Wilde's sparkling wit still glitters

The Importance of Being Earnest

Lichfield Garrick

*****

OSCAR Wilde's trivial comedy for serious people has been delighting audiences since 1895 and, incidentally, yours truly for half a century.

So reviewing it is rather seeing how well an old friend is doing, whether in rude health and spritely or looking a little tired and in need of a glass or two of Wincarnis;  this Middle Ground production is fizzing like a bottle of pop as Jim an ancient Post & Mail messenger used to say.

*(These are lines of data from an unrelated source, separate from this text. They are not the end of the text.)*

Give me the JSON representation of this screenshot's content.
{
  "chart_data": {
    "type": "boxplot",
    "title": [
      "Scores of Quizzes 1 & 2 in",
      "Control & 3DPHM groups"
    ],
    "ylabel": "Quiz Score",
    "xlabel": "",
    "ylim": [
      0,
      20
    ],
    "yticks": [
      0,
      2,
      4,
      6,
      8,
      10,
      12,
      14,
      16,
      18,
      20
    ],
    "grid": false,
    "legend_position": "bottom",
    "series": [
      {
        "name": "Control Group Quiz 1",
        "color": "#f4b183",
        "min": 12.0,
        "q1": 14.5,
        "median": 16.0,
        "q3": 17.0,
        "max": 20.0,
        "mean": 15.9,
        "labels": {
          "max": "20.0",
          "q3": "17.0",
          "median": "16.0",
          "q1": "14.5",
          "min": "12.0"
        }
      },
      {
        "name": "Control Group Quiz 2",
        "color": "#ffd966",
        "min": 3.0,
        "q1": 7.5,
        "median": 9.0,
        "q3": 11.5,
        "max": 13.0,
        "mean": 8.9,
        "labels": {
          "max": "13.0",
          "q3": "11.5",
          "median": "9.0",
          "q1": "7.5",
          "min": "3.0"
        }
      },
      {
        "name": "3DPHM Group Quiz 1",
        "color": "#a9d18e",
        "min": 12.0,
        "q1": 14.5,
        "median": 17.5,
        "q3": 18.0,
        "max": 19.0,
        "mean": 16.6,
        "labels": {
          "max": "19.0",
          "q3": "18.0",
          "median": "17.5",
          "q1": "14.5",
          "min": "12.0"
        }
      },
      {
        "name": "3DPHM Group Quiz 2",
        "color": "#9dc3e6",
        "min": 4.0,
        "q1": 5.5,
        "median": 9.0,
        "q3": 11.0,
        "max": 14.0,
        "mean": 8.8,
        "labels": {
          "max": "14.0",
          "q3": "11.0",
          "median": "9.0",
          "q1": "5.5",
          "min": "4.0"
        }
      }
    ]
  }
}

It sparkles and crackles with life managing to appear as fresh as a just picked buttonhole  and very much a contemporary play which is in part due to Wilde's beautifully crafted script and partly due to Michael Lunney's clever direction and design.

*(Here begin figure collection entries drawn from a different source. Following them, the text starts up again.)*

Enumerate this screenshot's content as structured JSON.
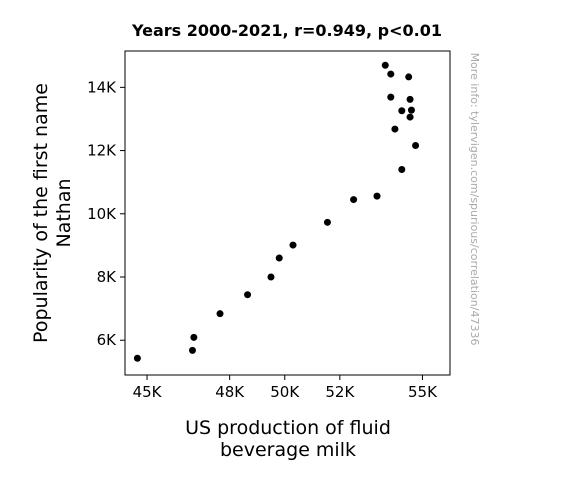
{
  "chart_data": {
    "type": "scatter",
    "title": "Years 2000-2021, r=0.949, p<0.01",
    "xlabel_lines": [
      "US production of fluid",
      "beverage milk"
    ],
    "ylabel_lines": [
      "Popularity of the first name",
      "Nathan"
    ],
    "side_note": "More info: tylervigen.com/spurious/correlation/47336",
    "xlim": [
      44200,
      56000
    ],
    "ylim": [
      4900,
      15150
    ],
    "xticks": [
      {
        "value": 45000,
        "label": "45K"
      },
      {
        "value": 48000,
        "label": "48K"
      },
      {
        "value": 50000,
        "label": "50K"
      },
      {
        "value": 52000,
        "label": "52K"
      },
      {
        "value": 55000,
        "label": "55K"
      }
    ],
    "yticks": [
      {
        "value": 6000,
        "label": "6K"
      },
      {
        "value": 8000,
        "label": "8K"
      },
      {
        "value": 10000,
        "label": "10K"
      },
      {
        "value": 12000,
        "label": "12K"
      },
      {
        "value": 14000,
        "label": "14K"
      }
    ],
    "points": [
      {
        "x": 44650,
        "y": 5430
      },
      {
        "x": 46650,
        "y": 5680
      },
      {
        "x": 46700,
        "y": 6090
      },
      {
        "x": 47650,
        "y": 6840
      },
      {
        "x": 48650,
        "y": 7440
      },
      {
        "x": 49500,
        "y": 8000
      },
      {
        "x": 49800,
        "y": 8600
      },
      {
        "x": 50300,
        "y": 9010
      },
      {
        "x": 51550,
        "y": 9730
      },
      {
        "x": 52500,
        "y": 10450
      },
      {
        "x": 53350,
        "y": 10560
      },
      {
        "x": 54250,
        "y": 11400
      },
      {
        "x": 54000,
        "y": 12680
      },
      {
        "x": 54250,
        "y": 13260
      },
      {
        "x": 54600,
        "y": 13280
      },
      {
        "x": 54750,
        "y": 12160
      },
      {
        "x": 54550,
        "y": 13060
      },
      {
        "x": 54550,
        "y": 13620
      },
      {
        "x": 53850,
        "y": 13690
      },
      {
        "x": 54500,
        "y": 14330
      },
      {
        "x": 53850,
        "y": 14420
      },
      {
        "x": 53650,
        "y": 14700
      }
    ]
  }
}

Not that that should be a surprise. As a young man my late father would never miss any film that featured Jimmy Cagney. He was a little put out with A Midsummer Night's Dream mind you but in general he knew just what he was going to get.

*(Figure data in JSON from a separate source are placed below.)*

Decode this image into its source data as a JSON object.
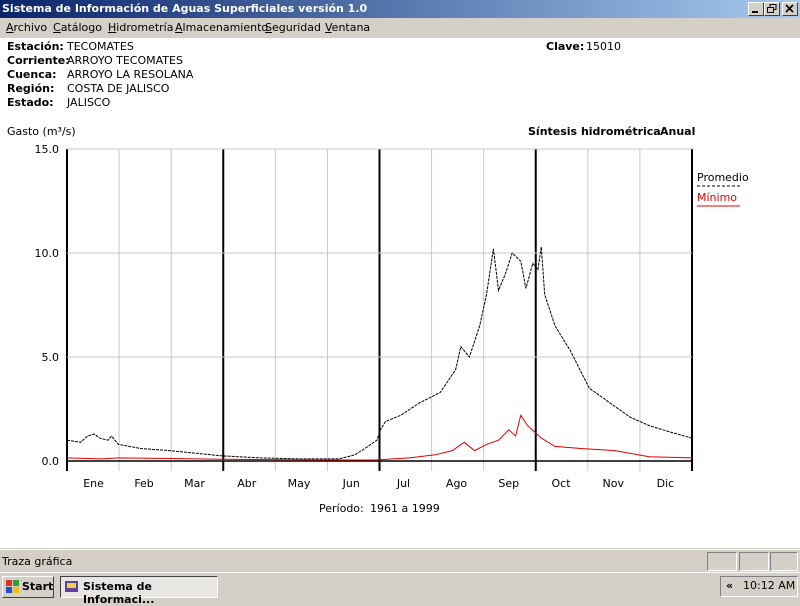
{
  "window": {
    "title": "Sistema de Información de Aguas Superficiales  versión 1.0"
  },
  "menu": [
    "Archivo",
    "Catálogo",
    "Hidrometría",
    "Almacenamiento",
    "Seguridad",
    "Ventana"
  ],
  "station": {
    "fields": [
      {
        "label": "Estación:",
        "value": "TECOMATES"
      },
      {
        "label": "Corriente:",
        "value": "ARROYO TECOMATES"
      },
      {
        "label": "Cuenca:",
        "value": "ARROYO LA RESOLANA"
      },
      {
        "label": "Región:",
        "value": "COSTA DE JALISCO"
      },
      {
        "label": "Estado:",
        "value": "JALISCO"
      }
    ],
    "key_label": "Clave:",
    "key_value": "15010"
  },
  "chart_data": {
    "type": "line",
    "y_label": "Gasto (m³/s)",
    "title": "Síntesis hidrométrica",
    "subtitle": "Anual",
    "period_label": "Período:",
    "period": "1961 a 1999",
    "xlim": [
      0,
      365
    ],
    "xticks": [
      {
        "value": 15.5,
        "label": "Ene"
      },
      {
        "value": 45,
        "label": "Feb"
      },
      {
        "value": 74.5,
        "label": "Mar"
      },
      {
        "value": 105,
        "label": "Abr"
      },
      {
        "value": 135.5,
        "label": "May"
      },
      {
        "value": 166,
        "label": "Jun"
      },
      {
        "value": 196.5,
        "label": "Jul"
      },
      {
        "value": 227.5,
        "label": "Ago"
      },
      {
        "value": 258,
        "label": "Sep"
      },
      {
        "value": 288.5,
        "label": "Oct"
      },
      {
        "value": 319,
        "label": "Nov"
      },
      {
        "value": 349.5,
        "label": "Dic"
      }
    ],
    "ylim": [
      0,
      15
    ],
    "yticks": [
      {
        "value": 0,
        "label": "0.0"
      },
      {
        "value": 5,
        "label": "5.0"
      },
      {
        "value": 10,
        "label": "10.0"
      },
      {
        "value": 15,
        "label": "15.0"
      }
    ],
    "grid": true,
    "series": [
      {
        "name": "Promedio",
        "color": "#000000",
        "dashed": true,
        "x": [
          0,
          8,
          12,
          16,
          19,
          24,
          26,
          30,
          43,
          60,
          78,
          90,
          113,
          136,
          159,
          168,
          174,
          181,
          183,
          186,
          195,
          206,
          218,
          227,
          230,
          235,
          241,
          245,
          249,
          252,
          256,
          260,
          265,
          268,
          272,
          275,
          277,
          279,
          285,
          294,
          305,
          317,
          329,
          340,
          352,
          365
        ],
        "values": [
          1.0,
          0.9,
          1.2,
          1.3,
          1.1,
          1.0,
          1.2,
          0.8,
          0.6,
          0.5,
          0.35,
          0.25,
          0.15,
          0.1,
          0.1,
          0.3,
          0.6,
          1.0,
          1.5,
          1.9,
          2.2,
          2.8,
          3.3,
          4.4,
          5.5,
          5.0,
          6.5,
          8.0,
          10.2,
          8.2,
          9.0,
          10.0,
          9.6,
          8.3,
          9.5,
          9.2,
          10.3,
          8.0,
          6.5,
          5.3,
          3.5,
          2.8,
          2.1,
          1.7,
          1.4,
          1.1
        ]
      },
      {
        "name": "Mínimo",
        "color": "#e00000",
        "dashed": false,
        "x": [
          0,
          20,
          30,
          60,
          90,
          150,
          180,
          190,
          200,
          215,
          225,
          232,
          238,
          245,
          252,
          258,
          262,
          265,
          269,
          273,
          277,
          285,
          300,
          320,
          340,
          365
        ],
        "values": [
          0.15,
          0.1,
          0.15,
          0.12,
          0.08,
          0.05,
          0.05,
          0.1,
          0.15,
          0.3,
          0.5,
          0.9,
          0.5,
          0.8,
          1.0,
          1.5,
          1.2,
          2.2,
          1.7,
          1.4,
          1.1,
          0.7,
          0.6,
          0.5,
          0.2,
          0.15
        ]
      }
    ]
  },
  "status_bar": {
    "text": "Traza gráfica"
  },
  "taskbar": {
    "start": "Start",
    "task": "Sistema de Informaci...",
    "tray_arrow": "«",
    "clock": "10:12 AM"
  }
}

Miss Prism, Cecily, Algernon, Lady Bracknell, Earnest, Gwendolen and the Rev Chasuble discover the importance of being Earnest

I feel the same way about Middle Ground. You know what you are going to get and every so often they come up with a vintage production such as On Golden Pond or a particular favourite of mine Frankie & Johnny in the Claire de Lune. This is another memorable production with the wit and one liners delivered with razor sharpness in a perfoamnce which has developed a comfortable rhythm.

Diane Fletcher is a delight as Lady Bracknell, super snob and super schemer and no doubt a 19th century ancestor of Hyacinth Bouquet, slipping in one liners and put downs with the practised skill of a society guardian and defender.

Then there is her nephew Algernon, played with a self-centred splendid shallowness by Jim Alexander and his friend Ernest, or John, or is it Jack who is the offspring of a marriage between a left luggage office at Victoria Station (Brighton line)and a handbag.

He despairs at Algy's hedonism and deception with an imaginary friend, the sickly Bunbury, who has to be visited whenever Algernon wishes to avoid supper with  his Aunt or fancies a jaunt in the country.

Mind you Earnest is less than forthcoming about his own arrangements with one life on his country estate with his ward Cecily, played with determined innocence by the splendidly named Sapphire Elia, and another life in London where he is fatally smitten by Gwendolen , daughter of Lady Bracknell and cousin of Algy.

Beautifully played by Corrinne Wicks, Gwendolen has the problem of finding even a hint of independence under the daunting burden of being the daughter of the battleaxe that was Lady Bracknell along with he added task of making sure than she would end up married to Earnest whatever her mother, or indeed Earnest felt about it.

On Earnest's  estate is Miss Prism, governess to Cecily, prim and properly played by Sarah Thomas, who holds the terrible secret which affects the lives of everyone who counts - in Lady Bracknell's world servants and churchmen below the rank of Bishop obviously don't count.

VAGUELY PLAYED

The churchman in this case being the Rev Canon Chasuble, unworldly and quite vaguely played by David Gooderson, who has the ecclesiastical hots for Miss Prism – the Rev that is . . .not Mr Gooderson – while the servant is Rugeley actor Gerry Hinks who is no stranger to the Garrick having produced and acted in his own plays there.

Hinks starts off as Lane, the London butler of Algernon, who is very traditional, up market manservant with his own line in caustic comments.

He then reappears as Merriman the ancient and very shaky family retainer at Earnest/John/Jack's Hertfordshire estate.  Permanently wearing gloves, to perhaps hide some terrible skin disease or to keep out the chill, Merriman lets his feelings be known as he mutters his way around the stage in a wonderfully studied performance. His tea pouring is a frightening experience for anyone within shaking distance.

This is about the third Earnest I have seen in the past 18 months or so and although all were good this was perhaps the most enjoyable. It is light, well-paced and when Algy and Earnest find themselves fighting for their (love) lives it is like grown up school chums, a sort of up market William and Ginger on a great adventure while Gwendolen and Cecily plot and scheme not so much against them but to ensnare them beyond any hope of escape, a task made easier by Algy and Earnest's schoolboy level ploys.

The sets are simple, solid and effective and with such a strong cast this is Wilde at his witty best, a delight from beginning to end. To 20-10-12.